Rangers Sign Brody Lamb, Forward Joins Hartford Wolf Pack on ATO
Brody Lamb's two-year Rangers deal starts in 2026-27, but the Minnesota captain joins Hartford immediately on an ATO after posting 30 points in 35 games.

The New York Rangers locked up one of their pressing roster decisions Thursday, signing University of Minnesota right wing Brody Lamb to a two-year entry-level contract and sending him directly to the Hartford Wolf Pack on an amateur tryout contract for the rest of this season.
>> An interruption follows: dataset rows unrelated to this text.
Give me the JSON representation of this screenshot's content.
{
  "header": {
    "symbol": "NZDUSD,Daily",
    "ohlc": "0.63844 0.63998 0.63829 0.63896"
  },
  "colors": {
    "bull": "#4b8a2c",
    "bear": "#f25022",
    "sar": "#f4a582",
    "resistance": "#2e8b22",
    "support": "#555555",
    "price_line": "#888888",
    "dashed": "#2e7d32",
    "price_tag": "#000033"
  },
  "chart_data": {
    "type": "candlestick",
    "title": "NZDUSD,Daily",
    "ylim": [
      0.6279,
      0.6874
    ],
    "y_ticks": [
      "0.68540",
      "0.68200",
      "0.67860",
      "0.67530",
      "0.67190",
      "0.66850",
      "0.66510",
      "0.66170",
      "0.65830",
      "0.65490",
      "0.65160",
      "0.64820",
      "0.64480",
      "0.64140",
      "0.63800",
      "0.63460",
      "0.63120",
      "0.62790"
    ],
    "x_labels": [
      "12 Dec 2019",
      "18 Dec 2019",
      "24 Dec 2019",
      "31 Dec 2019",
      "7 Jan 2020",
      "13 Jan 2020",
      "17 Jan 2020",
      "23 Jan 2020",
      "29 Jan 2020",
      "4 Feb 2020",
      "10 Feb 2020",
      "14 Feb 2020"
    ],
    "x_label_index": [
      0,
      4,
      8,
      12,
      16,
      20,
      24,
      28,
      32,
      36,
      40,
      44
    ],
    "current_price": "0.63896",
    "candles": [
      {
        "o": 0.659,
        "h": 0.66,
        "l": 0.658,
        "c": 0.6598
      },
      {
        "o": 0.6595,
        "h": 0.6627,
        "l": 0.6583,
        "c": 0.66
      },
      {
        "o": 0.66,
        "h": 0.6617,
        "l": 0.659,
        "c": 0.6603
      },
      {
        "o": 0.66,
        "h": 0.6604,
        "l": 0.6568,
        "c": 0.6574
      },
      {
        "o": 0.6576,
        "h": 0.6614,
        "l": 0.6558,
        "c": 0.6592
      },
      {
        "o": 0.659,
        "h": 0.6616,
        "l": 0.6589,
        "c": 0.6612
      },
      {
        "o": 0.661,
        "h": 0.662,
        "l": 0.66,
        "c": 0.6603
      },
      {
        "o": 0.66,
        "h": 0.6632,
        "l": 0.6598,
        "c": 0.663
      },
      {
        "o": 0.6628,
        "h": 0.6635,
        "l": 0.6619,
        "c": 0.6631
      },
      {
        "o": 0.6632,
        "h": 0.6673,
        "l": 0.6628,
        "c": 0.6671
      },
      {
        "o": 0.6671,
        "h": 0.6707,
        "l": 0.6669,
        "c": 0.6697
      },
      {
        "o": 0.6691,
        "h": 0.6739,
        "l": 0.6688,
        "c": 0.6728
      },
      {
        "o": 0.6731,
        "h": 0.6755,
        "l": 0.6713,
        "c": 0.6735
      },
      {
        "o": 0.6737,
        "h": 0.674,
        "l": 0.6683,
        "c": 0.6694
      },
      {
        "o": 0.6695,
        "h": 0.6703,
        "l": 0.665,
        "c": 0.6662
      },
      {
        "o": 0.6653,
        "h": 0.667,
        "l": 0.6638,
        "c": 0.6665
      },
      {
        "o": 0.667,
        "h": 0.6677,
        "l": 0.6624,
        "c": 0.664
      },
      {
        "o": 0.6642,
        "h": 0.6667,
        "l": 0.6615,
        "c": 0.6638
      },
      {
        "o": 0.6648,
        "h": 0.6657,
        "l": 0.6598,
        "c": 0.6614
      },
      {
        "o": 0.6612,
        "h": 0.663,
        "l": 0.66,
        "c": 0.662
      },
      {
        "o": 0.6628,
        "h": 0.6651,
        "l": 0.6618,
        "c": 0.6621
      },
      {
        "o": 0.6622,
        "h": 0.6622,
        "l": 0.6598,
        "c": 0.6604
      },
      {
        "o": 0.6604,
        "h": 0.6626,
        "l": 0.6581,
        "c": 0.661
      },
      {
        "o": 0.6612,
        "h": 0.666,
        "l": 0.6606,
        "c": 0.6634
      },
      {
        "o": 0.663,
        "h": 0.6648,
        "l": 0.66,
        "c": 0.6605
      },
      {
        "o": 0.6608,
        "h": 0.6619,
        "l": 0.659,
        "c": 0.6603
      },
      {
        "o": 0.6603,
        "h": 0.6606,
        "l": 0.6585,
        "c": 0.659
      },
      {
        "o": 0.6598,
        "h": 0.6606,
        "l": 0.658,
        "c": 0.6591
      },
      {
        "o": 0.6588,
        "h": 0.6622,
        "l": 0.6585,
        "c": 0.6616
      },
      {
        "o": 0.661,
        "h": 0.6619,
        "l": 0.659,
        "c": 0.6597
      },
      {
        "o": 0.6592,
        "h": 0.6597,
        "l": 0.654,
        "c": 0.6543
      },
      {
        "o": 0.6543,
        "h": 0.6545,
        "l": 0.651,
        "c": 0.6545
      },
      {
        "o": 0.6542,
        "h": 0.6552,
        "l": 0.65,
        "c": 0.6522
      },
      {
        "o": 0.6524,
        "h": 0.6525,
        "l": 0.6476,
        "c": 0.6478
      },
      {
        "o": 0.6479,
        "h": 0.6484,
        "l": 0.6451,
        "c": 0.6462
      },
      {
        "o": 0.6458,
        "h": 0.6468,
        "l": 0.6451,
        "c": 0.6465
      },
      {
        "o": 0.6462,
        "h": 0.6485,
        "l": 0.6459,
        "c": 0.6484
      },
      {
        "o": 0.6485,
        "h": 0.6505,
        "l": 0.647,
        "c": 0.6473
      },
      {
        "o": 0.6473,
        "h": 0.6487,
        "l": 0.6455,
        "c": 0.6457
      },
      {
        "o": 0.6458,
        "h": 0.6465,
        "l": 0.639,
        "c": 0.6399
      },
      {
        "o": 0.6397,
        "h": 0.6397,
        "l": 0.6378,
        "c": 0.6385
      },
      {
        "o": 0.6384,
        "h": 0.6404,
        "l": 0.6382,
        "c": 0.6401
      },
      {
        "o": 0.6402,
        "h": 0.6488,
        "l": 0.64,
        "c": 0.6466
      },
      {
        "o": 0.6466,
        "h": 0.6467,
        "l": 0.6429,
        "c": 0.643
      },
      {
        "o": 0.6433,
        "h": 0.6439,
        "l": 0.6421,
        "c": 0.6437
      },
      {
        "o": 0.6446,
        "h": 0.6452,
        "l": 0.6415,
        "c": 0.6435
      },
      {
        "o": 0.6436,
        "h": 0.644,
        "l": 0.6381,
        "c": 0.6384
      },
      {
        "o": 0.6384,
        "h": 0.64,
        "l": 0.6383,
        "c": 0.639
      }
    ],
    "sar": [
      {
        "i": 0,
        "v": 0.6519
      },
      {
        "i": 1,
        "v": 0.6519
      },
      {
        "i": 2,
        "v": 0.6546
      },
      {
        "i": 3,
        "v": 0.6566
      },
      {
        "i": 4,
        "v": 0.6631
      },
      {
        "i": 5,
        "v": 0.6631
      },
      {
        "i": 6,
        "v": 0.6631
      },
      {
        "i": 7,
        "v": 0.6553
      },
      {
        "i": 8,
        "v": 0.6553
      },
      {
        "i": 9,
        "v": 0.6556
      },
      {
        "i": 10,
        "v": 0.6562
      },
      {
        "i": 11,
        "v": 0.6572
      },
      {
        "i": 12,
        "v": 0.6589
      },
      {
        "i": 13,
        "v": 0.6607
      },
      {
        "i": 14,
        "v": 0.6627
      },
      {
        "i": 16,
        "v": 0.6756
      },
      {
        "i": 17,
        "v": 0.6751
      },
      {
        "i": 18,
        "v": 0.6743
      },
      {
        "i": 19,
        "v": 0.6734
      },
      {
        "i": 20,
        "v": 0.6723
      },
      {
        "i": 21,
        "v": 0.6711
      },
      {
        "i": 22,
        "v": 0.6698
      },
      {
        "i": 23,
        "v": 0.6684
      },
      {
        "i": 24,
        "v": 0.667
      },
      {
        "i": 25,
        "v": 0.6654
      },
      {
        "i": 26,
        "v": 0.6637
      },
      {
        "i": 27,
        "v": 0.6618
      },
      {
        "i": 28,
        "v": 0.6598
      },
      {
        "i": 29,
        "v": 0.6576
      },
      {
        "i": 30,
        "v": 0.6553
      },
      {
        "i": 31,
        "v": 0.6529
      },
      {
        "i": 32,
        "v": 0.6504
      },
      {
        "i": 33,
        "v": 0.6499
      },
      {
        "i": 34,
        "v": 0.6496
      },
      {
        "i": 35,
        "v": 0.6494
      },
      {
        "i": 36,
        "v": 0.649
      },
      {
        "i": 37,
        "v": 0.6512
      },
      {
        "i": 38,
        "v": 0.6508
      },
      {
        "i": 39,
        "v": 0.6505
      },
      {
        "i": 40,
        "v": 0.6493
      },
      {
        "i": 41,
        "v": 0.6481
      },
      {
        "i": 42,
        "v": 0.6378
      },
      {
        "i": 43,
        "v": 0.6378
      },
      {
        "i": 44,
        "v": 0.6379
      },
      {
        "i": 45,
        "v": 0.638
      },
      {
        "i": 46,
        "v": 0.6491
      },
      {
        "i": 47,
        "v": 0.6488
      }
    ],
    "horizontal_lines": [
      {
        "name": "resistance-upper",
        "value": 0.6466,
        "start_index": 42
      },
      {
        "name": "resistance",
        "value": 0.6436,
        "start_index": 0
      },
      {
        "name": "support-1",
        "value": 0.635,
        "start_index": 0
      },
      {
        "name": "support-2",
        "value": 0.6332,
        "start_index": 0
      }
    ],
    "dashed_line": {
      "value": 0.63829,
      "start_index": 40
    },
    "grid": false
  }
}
The deal resolves what had been a genuine deadline situation for the Rangers. Lamb was among three unsigned prospects, along with Nathan Aspinall and Raoul Boilard, who faced a hard rights cutoff of July 1, 2026. Miss that window and New York would have lost his rights entirely. The Rangers chose not to wait.
Lamb, a fourth-round pick from the 2021 NHL Draft who will turn 23 in August, wraps up his senior season at Minnesota with 30 points in 35 games, a career high and easily his most productive collegiate campaign. For context, he set a career high in goals the prior season with 17 in 39 games, and his previous career high in points was 27, reached during his sophomore year across those same 39 games. The senior-season production finally put the points column in line with the goal-scoring ability scouts had identified for years.
He captained the Golden Gophers this season, one of three team captains, and his 14 goals and 16 assists represent the kind of two-way numbers that make sense for a winger expected to contribute at the professional level quickly. His skating and shot have drawn consistent praise. The knock, noted by multiple outlets tracking his development, has always been consistency: stretches of dominance followed by cold spells, then sudden bursts of production. His scoring patters this season illustrated that perfectly, with a four-game scoreless stretch sandwiched between a seven-point run in three games and a three-point showing in two subsequent games.

The contract structure carries a specific wrinkle worth noting: the two-year ELC begins in 2026-27, meaning Lamb's ATO stint with Hartford this spring does not burn a contract year. He joins the Wolf Pack now, gets professional reps at the AHL level, and his clock starts fresh next fall. That structure signals the Rangers view him as a legitimate prospect, not a depth filler, and it keeps him under organizational control as long as the rules allow.
Hartford gets a scorer with professional-caliber tools at a point in the season when every point in the standings matters. Lamb's addition gives the Wolf Pack another legitimate offensive option up front as the AHL regular season winds down.